It’s my birthday!
I always like to take time to write in my journal about the year that just passed and the year ahead. This is the first time I’m writing my thoughts on a computer, so it seems a bit strange. I think I’ll break out my pen and beautiful notebook after this for my private ideas and that peaceful feeling of paper in my hands and a cup of coffee within reach.
I am happy today. I was happy yesterday. I will be happy tomorrow.
It has taken me thirty-odd years to reach that point of confidence in my own happiness. I have had dark periods, low periods and lonely periods. When my husband was my boyfriend he used to joke about my mood, calling me Desperate Gloom. The truth of that description laughed the gloom right out of me. Now that I think about it, my happiness didn’t take any time at all. My happiness is a direct result of the profound contentment, utter peace, over-flowing joy and deep-rooted love that comes from my family. People, not time, cure everything.
I come from a good family. My mother is amazing and I grew up with an close-knit, loving extended family. As wonderful as my birth family is, what I really needed to be happy was the creation of my own family. It seems anti-feminist to say: I could never could have been truly happy without my husband and children, but I know that is the truth.
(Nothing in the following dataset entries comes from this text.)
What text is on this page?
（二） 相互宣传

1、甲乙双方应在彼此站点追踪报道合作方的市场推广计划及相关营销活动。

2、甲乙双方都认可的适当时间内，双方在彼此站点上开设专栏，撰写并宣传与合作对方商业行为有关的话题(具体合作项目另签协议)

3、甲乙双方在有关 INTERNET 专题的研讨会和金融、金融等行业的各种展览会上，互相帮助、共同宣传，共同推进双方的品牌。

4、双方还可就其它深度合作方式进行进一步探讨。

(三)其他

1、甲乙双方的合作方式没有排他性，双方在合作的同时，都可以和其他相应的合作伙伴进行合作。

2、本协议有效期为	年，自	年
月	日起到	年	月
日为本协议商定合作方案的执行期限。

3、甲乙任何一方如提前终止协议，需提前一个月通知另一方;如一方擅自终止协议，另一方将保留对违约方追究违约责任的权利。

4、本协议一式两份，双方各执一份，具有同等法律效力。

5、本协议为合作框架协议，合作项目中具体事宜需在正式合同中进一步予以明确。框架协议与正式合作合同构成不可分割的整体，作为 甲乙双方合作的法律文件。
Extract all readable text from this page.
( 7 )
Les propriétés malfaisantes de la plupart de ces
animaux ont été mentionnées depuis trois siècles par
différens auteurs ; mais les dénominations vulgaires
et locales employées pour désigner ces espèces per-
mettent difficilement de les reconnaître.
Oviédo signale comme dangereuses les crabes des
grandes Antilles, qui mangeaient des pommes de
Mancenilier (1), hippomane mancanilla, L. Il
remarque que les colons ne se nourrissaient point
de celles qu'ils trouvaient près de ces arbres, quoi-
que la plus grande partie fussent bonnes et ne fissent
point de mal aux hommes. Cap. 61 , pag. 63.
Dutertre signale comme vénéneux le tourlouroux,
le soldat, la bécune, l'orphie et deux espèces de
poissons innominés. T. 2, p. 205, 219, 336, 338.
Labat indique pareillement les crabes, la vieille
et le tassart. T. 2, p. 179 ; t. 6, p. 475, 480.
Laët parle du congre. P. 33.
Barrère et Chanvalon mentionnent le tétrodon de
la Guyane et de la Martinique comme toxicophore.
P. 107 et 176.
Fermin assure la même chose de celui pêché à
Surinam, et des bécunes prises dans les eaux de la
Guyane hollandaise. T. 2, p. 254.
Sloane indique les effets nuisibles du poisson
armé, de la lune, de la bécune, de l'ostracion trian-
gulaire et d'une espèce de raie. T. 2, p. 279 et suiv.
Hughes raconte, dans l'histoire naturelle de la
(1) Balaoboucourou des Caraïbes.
It’s not a prescription for others, but it was the miracle cure for me. Andres. Max. Jack. They are everything to me. They are all I ever need. They are the reason I know that I will always be happy for the rest of my life. At times I will experience sadness, anger and grief, but underneath everything, I will be happy because of them.
Happy birthday to me.
My biggest accomplishment this year was the creation of mamaguru. (Sounds pretty cool, unless you compare it to the previous two years, which were, I created LIFE.) Next year I hope to turn this into a great success, and I fully intend to get a book deal. It has been deeply rewarding to find a platform for my ideas. I feel like my whole life has been building towards this goal without my even realizing it. Other smaller things that happened this year included getting my body 75% back in shape, finally mastering keeping my house clean and cultivating a daily spiritual practice. The lowest point this year has been my continued health problems. I am still struggling with them, but have managed to not let that bring me down emotionally. The best surprise this year was an increase in friends. I finally joined Facebook and reconnected with some deeply important childhood friends. I also hijacked a few of my husband’s friends and genuinely made them my own. I became friends with a mommy who lives on my block. We have tea most afternoons and that gives me something great to look forward to all day.
This neighbor, friend and fellow mommy, made me a cake today. It was the first time I had a birthday cake in Miami. (Don’t worry, my husband gives me great presents, time by myself and night out with him. He just always seems to forget the confectionery side of this day.) Anyway, it was really yummy and we ate it with our kiddos. She forgot the candles, but I told her that doesn’t matter. I already had my birthday candles.
Everyday I get up before my family and light three candles for my meditation: one for Andres, one for Max, one for Jack. I am sure that at some point there will be prayers and wishes attached to these candles, but not now. I need nothing. I almost want nothing. I blow out those flames with the a breath full of life and say, “Thank you.”
Sue Harmon says
My dearest Rebecca,
What a beautiful birthday reflection. I have always been your number one fan and you give me so much peace and joy as you share your thoughts. I now need to share the #1 spot with Andres, Max and Jack. Who says there can only be one on top? You are the center of their world, I know, and you radiate such goodness, compassion and strength. You are fully alive! No wonder they are thriving-it’s life as God created it to be.